Portfolio Manager’s Monthly Update – March 2018
March 14, 2018
Dear Investors,
The Fund value retreated (-.58%) last month after a fine performance in January. The Alerian MLP Index we have long used for performance comparison declined (-9.69%) in February. The Fund is now up +18% net of fees for the year vs.
(-6.5%) for the index. Our long exposure for most of the month was ~110% and our short position, oil price hedges, running about 10%.
Our key position in Texas Pacific Land Trust was stable but did experience some volatility. Their earnings report for the year was outstanding even though they reported a backlog of drilled but uncompleted wells “DUCs” on their lands. Those DUCs are a source of concern for a number of analysts and for some investors with the thinking being that a large number of future completions will flood the oil market and depress prices. Some of those concerns may be justified because many of the DUCs in the Permian will be completed in the next two years and we do expect them to put some pressure on prices in the short term. Many of the DUCs outside the Permian, however, may not be completed anytime soon, as those in the Marcellus face a shortage of infrastructure and a glut of natural gas from existing wells. Many of the DUCs in other fields in the U.S. will need to see sustained prices above $65-70 before spending money for completions. Not so in the Permian where costs are very low especially compared to production volumes.

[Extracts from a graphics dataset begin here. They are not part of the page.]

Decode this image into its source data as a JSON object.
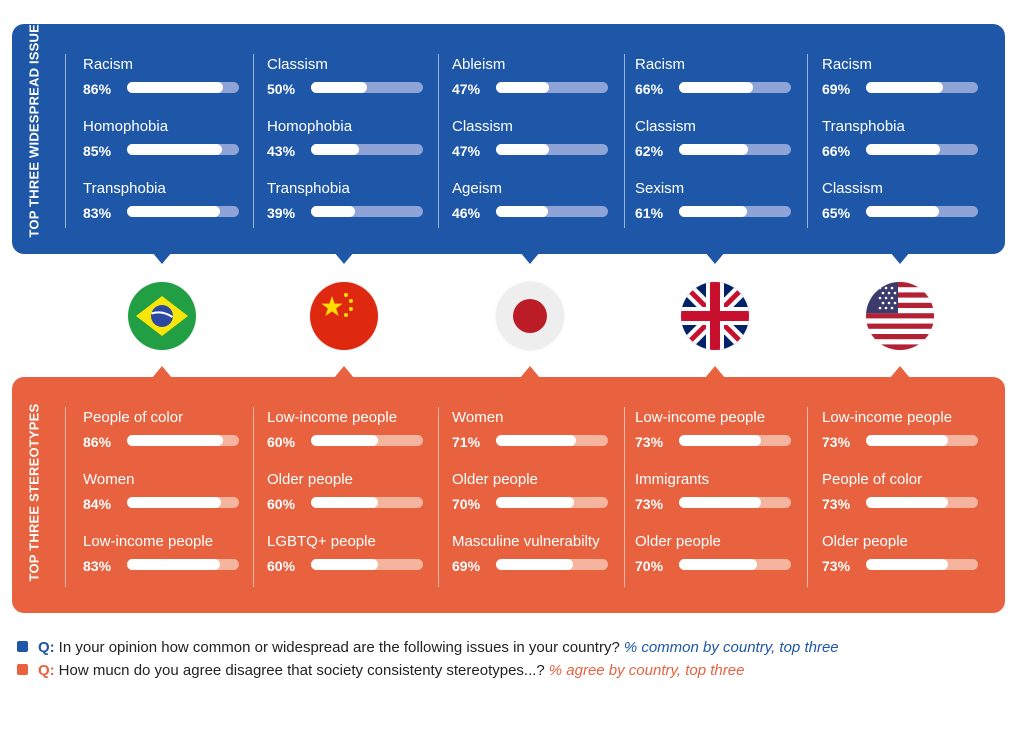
{
  "colors": {
    "blue": "#1f57a8",
    "orange": "#e8623f",
    "text": "#222222"
  },
  "countries": [
    {
      "name": "Brazil",
      "flag_icon": "brazil-flag-icon"
    },
    {
      "name": "China",
      "flag_icon": "china-flag-icon"
    },
    {
      "name": "Japan",
      "flag_icon": "japan-flag-icon"
    },
    {
      "name": "United Kingdom",
      "flag_icon": "uk-flag-icon"
    },
    {
      "name": "United States",
      "flag_icon": "usa-flag-icon"
    }
  ],
  "chart_data": [
    {
      "type": "bar",
      "title": "TOP THREE WIDESPREAD ISSUES",
      "unit": "%",
      "xlim": [
        0,
        100
      ],
      "groups": [
        {
          "items": [
            {
              "label": "Racism",
              "value": 86,
              "value_label": "86%"
            },
            {
              "label": "Homophobia",
              "value": 85,
              "value_label": "85%"
            },
            {
              "label": "Transphobia",
              "value": 83,
              "value_label": "83%"
            }
          ]
        },
        {
          "items": [
            {
              "label": "Classism",
              "value": 50,
              "value_label": "50%"
            },
            {
              "label": "Homophobia",
              "value": 43,
              "value_label": "43%"
            },
            {
              "label": "Transphobia",
              "value": 39,
              "value_label": "39%"
            }
          ]
        },
        {
          "items": [
            {
              "label": "Ableism",
              "value": 47,
              "value_label": "47%"
            },
            {
              "label": "Classism",
              "value": 47,
              "value_label": "47%"
            },
            {
              "label": "Ageism",
              "value": 46,
              "value_label": "46%"
            }
          ]
        },
        {
          "items": [
            {
              "label": "Racism",
              "value": 66,
              "value_label": "66%"
            },
            {
              "label": "Classism",
              "value": 62,
              "value_label": "62%"
            },
            {
              "label": "Sexism",
              "value": 61,
              "value_label": "61%"
            }
          ]
        },
        {
          "items": [
            {
              "label": "Racism",
              "value": 69,
              "value_label": "69%"
            },
            {
              "label": "Transphobia",
              "value": 66,
              "value_label": "66%"
            },
            {
              "label": "Classism",
              "value": 65,
              "value_label": "65%"
            }
          ]
        }
      ]
    },
    {
      "type": "bar",
      "title": "TOP THREE STEREOTYPES",
      "unit": "%",
      "xlim": [
        0,
        100
      ],
      "groups": [
        {
          "items": [
            {
              "label": "People of color",
              "value": 86,
              "value_label": "86%"
            },
            {
              "label": "Women",
              "value": 84,
              "value_label": "84%"
            },
            {
              "label": "Low-income people",
              "value": 83,
              "value_label": "83%"
            }
          ]
        },
        {
          "items": [
            {
              "label": "Low-income people",
              "value": 60,
              "value_label": "60%"
            },
            {
              "label": "Older people",
              "value": 60,
              "value_label": "60%"
            },
            {
              "label": "LGBTQ+ people",
              "value": 60,
              "value_label": "60%"
            }
          ]
        },
        {
          "items": [
            {
              "label": "Women",
              "value": 71,
              "value_label": "71%"
            },
            {
              "label": "Older people",
              "value": 70,
              "value_label": "70%"
            },
            {
              "label": "Masculine vulnerabilty",
              "value": 69,
              "value_label": "69%"
            }
          ]
        },
        {
          "items": [
            {
              "label": "Low-income people",
              "value": 73,
              "value_label": "73%"
            },
            {
              "label": "Immigrants",
              "value": 73,
              "value_label": "73%"
            },
            {
              "label": "Older people",
              "value": 70,
              "value_label": "70%"
            }
          ]
        },
        {
          "items": [
            {
              "label": "Low-income people",
              "value": 73,
              "value_label": "73%"
            },
            {
              "label": "People of color",
              "value": 73,
              "value_label": "73%"
            },
            {
              "label": "Older people",
              "value": 73,
              "value_label": "73%"
            }
          ]
        }
      ]
    }
  ],
  "legend": [
    {
      "q": "Q:",
      "text": "In your opinion how common or widespread are the following issues in your country?",
      "note": "% common by country, top three",
      "color": "#1f57a8"
    },
    {
      "q": "Q:",
      "text": "How mucn do you agree disagree that society consistenty stereotypes...?",
      "note": "% agree by country, top three",
      "color": "#e8623f"
    }
  ]
}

Any production bump from DUC completions likely will be short lived because though drilling will proceed in the Permian, worldwide spending to replace natural depletion of existing production is woefully inadequate to meet still rising demand for fossil fuels. We do expect some pressure on prices later this year, but by 2020 there is no other way to meet rising energy demand than to drill for oil and gas. If demand continues growing even the much higher production that we expect form the Permian (much higher than industry estimates) will not be enough to keep oil and gas prices from moving to much higher levels.
The continued rise in the demand for fossil fuels is simply a fact, yet most public reports (outside the energy industry) speak of nothing but alternative energy or the future of electric cars. While the use of alternative energy is rising, and may well even be the future for the world, it is hard to see that occurring when we are not really dealing with the here and now. Almost all publically listed alternative energy companies have gone broke and all of the ones that have survived are subsidized by government. Whether those subsidies come from the U.S. or from China makes no difference when we speak in terms of global energy needs or emissions that dirty our air, it is still a subsidy. Future energy must be cheap enough so that people can afford it and subsidies are not the answer.

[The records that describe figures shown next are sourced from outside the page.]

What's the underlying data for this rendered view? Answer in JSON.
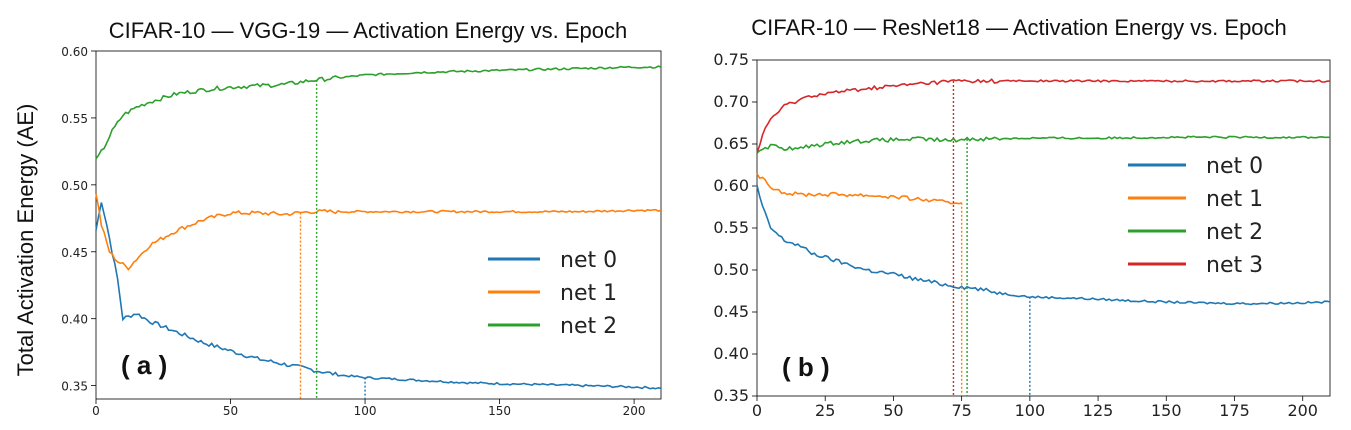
{
  "y_axis_label": "Total Activation Energy (AE)",
  "chart_data": [
    {
      "type": "line",
      "panel_label": "( a )",
      "title": "CIFAR-10 — VGG-19 — Activation Energy vs. Epoch",
      "xlabel": "",
      "ylabel": "Total Activation Energy (AE)",
      "xlim": [
        0,
        210
      ],
      "ylim": [
        0.34,
        0.6
      ],
      "xticks": [
        0,
        50,
        100,
        150,
        200
      ],
      "yticks": [
        0.35,
        0.4,
        0.45,
        0.5,
        0.55,
        0.6
      ],
      "ytick_labels": [
        "0.35",
        "0.40",
        "0.45",
        "0.50",
        "0.55",
        "0.60"
      ],
      "legend_position": "right",
      "series": [
        {
          "name": "net 0",
          "color": "#1f77b4",
          "x": [
            0,
            2,
            4,
            6,
            8,
            10,
            15,
            20,
            30,
            40,
            50,
            60,
            70,
            80,
            90,
            100,
            120,
            140,
            160,
            180,
            200,
            210
          ],
          "y": [
            0.466,
            0.488,
            0.47,
            0.45,
            0.43,
            0.4,
            0.404,
            0.398,
            0.39,
            0.382,
            0.376,
            0.37,
            0.366,
            0.362,
            0.358,
            0.356,
            0.354,
            0.352,
            0.351,
            0.35,
            0.349,
            0.348
          ],
          "stop_epoch": 100
        },
        {
          "name": "net 1",
          "color": "#ff7f0e",
          "x": [
            0,
            2,
            5,
            8,
            12,
            20,
            30,
            40,
            50,
            60,
            70,
            80,
            100,
            120,
            140,
            160,
            180,
            200,
            210
          ],
          "y": [
            0.494,
            0.47,
            0.45,
            0.443,
            0.438,
            0.455,
            0.466,
            0.474,
            0.479,
            0.479,
            0.478,
            0.48,
            0.48,
            0.48,
            0.48,
            0.48,
            0.48,
            0.481,
            0.481
          ],
          "stop_epoch": 76
        },
        {
          "name": "net 2",
          "color": "#2ca02c",
          "x": [
            0,
            3,
            6,
            10,
            15,
            20,
            30,
            40,
            50,
            60,
            70,
            80,
            90,
            100,
            120,
            140,
            160,
            180,
            200,
            210
          ],
          "y": [
            0.518,
            0.528,
            0.54,
            0.552,
            0.558,
            0.562,
            0.568,
            0.571,
            0.573,
            0.574,
            0.575,
            0.578,
            0.58,
            0.582,
            0.584,
            0.585,
            0.586,
            0.587,
            0.588,
            0.588
          ],
          "stop_epoch": 82
        }
      ]
    },
    {
      "type": "line",
      "panel_label": "( b )",
      "title": "CIFAR-10 — ResNet18 — Activation Energy vs. Epoch",
      "xlabel": "",
      "ylabel": "",
      "xlim": [
        0,
        210
      ],
      "ylim": [
        0.35,
        0.75
      ],
      "xticks": [
        0,
        25,
        50,
        75,
        100,
        125,
        150,
        175,
        200
      ],
      "yticks": [
        0.35,
        0.4,
        0.45,
        0.5,
        0.55,
        0.6,
        0.65,
        0.7,
        0.75
      ],
      "ytick_labels": [
        "0.35",
        "0.40",
        "0.45",
        "0.50",
        "0.55",
        "0.60",
        "0.65",
        "0.70",
        "0.75"
      ],
      "legend_position": "right",
      "series": [
        {
          "name": "net 0",
          "color": "#1f77b4",
          "x": [
            0,
            2,
            5,
            10,
            15,
            20,
            30,
            40,
            50,
            60,
            70,
            80,
            90,
            100,
            120,
            140,
            160,
            180,
            200,
            210
          ],
          "y": [
            0.6,
            0.575,
            0.55,
            0.535,
            0.53,
            0.52,
            0.51,
            0.5,
            0.495,
            0.488,
            0.482,
            0.478,
            0.472,
            0.468,
            0.466,
            0.463,
            0.461,
            0.46,
            0.461,
            0.462
          ],
          "stop_epoch": 100
        },
        {
          "name": "net 1",
          "color": "#ff7f0e",
          "x": [
            0,
            3,
            6,
            10,
            15,
            20,
            30,
            40,
            50,
            60,
            70,
            75
          ],
          "y": [
            0.615,
            0.605,
            0.598,
            0.592,
            0.59,
            0.59,
            0.59,
            0.589,
            0.587,
            0.584,
            0.58,
            0.58
          ],
          "stop_epoch": 75
        },
        {
          "name": "net 2",
          "color": "#2ca02c",
          "x": [
            0,
            3,
            6,
            10,
            15,
            20,
            30,
            40,
            50,
            60,
            70,
            77,
            100,
            125,
            150,
            175,
            200,
            210
          ],
          "y": [
            0.641,
            0.646,
            0.648,
            0.645,
            0.644,
            0.648,
            0.652,
            0.654,
            0.655,
            0.656,
            0.654,
            0.656,
            0.657,
            0.657,
            0.658,
            0.658,
            0.658,
            0.658
          ],
          "stop_epoch": 77
        },
        {
          "name": "net 3",
          "color": "#d62728",
          "x": [
            0,
            2,
            5,
            10,
            15,
            20,
            30,
            40,
            50,
            60,
            72,
            100,
            125,
            150,
            175,
            200,
            210
          ],
          "y": [
            0.64,
            0.66,
            0.68,
            0.695,
            0.702,
            0.708,
            0.712,
            0.716,
            0.719,
            0.722,
            0.725,
            0.725,
            0.725,
            0.725,
            0.725,
            0.725,
            0.725
          ],
          "stop_epoch": 72
        }
      ]
    }
  ]
}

It is time that all governments and people start discussing our future energy needs in those terms. The U.S. Congress is beginning to reduce subsidies to the wind and solar industries and both of those groups are in retreat. What makes sense now for a national energy policy is to encourage the use of natural gas and to push for the faster conversion of coal plants to natural gas. Both fuels are abundant but gas emissions are half that of coal. There is no reason to punish coal, just allow economics and strict emissions standards to do the work. We can no longer afford to allow emotional arguments with no factual basis to impede progress.

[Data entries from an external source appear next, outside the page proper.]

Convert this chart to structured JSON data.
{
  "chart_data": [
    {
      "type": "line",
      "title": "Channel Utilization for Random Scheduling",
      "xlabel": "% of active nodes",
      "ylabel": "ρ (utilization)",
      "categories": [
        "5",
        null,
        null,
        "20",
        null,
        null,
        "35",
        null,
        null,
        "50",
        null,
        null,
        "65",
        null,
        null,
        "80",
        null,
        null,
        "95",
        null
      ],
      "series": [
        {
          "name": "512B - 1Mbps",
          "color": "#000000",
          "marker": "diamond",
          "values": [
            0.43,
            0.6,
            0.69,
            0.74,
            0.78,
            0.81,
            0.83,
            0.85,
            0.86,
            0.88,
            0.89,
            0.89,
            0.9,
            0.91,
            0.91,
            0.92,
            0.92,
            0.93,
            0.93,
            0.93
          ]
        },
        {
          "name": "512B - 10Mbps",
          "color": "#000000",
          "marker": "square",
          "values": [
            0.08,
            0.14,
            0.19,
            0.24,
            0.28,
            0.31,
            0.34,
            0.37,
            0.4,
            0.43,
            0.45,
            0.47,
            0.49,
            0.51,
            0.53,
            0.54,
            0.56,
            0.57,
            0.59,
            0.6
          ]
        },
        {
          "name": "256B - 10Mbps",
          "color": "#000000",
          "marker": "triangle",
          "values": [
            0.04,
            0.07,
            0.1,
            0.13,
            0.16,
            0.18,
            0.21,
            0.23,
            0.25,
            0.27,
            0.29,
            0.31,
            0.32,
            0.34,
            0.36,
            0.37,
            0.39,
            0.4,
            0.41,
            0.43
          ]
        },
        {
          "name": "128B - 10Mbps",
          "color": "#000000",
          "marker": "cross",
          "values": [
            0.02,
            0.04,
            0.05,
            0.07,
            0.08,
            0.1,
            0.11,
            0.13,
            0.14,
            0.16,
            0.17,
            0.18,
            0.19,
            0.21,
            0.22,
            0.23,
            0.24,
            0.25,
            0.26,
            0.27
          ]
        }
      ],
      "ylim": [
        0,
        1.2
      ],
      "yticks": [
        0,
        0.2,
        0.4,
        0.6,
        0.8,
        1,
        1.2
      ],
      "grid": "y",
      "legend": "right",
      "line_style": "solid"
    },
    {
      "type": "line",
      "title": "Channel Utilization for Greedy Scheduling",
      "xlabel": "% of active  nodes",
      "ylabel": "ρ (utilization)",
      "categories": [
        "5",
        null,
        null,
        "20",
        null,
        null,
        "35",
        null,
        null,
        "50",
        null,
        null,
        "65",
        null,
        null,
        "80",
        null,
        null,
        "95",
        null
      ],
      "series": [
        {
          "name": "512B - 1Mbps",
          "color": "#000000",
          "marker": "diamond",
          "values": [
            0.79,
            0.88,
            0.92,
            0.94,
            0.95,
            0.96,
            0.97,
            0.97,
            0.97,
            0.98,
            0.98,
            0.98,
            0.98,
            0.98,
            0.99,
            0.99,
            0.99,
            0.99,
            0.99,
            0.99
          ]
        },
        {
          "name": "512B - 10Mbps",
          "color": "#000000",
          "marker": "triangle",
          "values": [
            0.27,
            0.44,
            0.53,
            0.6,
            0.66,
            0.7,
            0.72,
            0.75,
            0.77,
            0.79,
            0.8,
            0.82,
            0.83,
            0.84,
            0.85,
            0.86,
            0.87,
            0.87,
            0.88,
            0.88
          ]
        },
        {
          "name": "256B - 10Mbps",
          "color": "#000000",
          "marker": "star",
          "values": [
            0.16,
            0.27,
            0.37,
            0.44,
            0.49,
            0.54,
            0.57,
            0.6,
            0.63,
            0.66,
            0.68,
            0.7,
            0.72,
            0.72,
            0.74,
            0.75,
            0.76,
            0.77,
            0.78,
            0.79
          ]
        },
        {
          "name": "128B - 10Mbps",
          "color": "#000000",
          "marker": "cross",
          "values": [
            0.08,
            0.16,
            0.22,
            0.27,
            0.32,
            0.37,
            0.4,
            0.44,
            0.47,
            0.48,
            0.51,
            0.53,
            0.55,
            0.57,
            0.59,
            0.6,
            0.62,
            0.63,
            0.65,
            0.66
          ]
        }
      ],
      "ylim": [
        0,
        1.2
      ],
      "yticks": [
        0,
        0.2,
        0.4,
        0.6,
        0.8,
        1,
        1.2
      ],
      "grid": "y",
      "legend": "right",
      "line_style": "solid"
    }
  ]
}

The U.S. is becoming an energy powerhouse. We should take full advantage of our well- earned energy leadership and profit while helping the rest of the world reduce energy costs. In the meantime, for the Fund, we will continue to do what we have been doing for years, provide positive returns for our investors. In doing so we try to follow the advice of Will Rogers as he said, “Only buy stocks that go up, if they don’t go up don’t buy them.”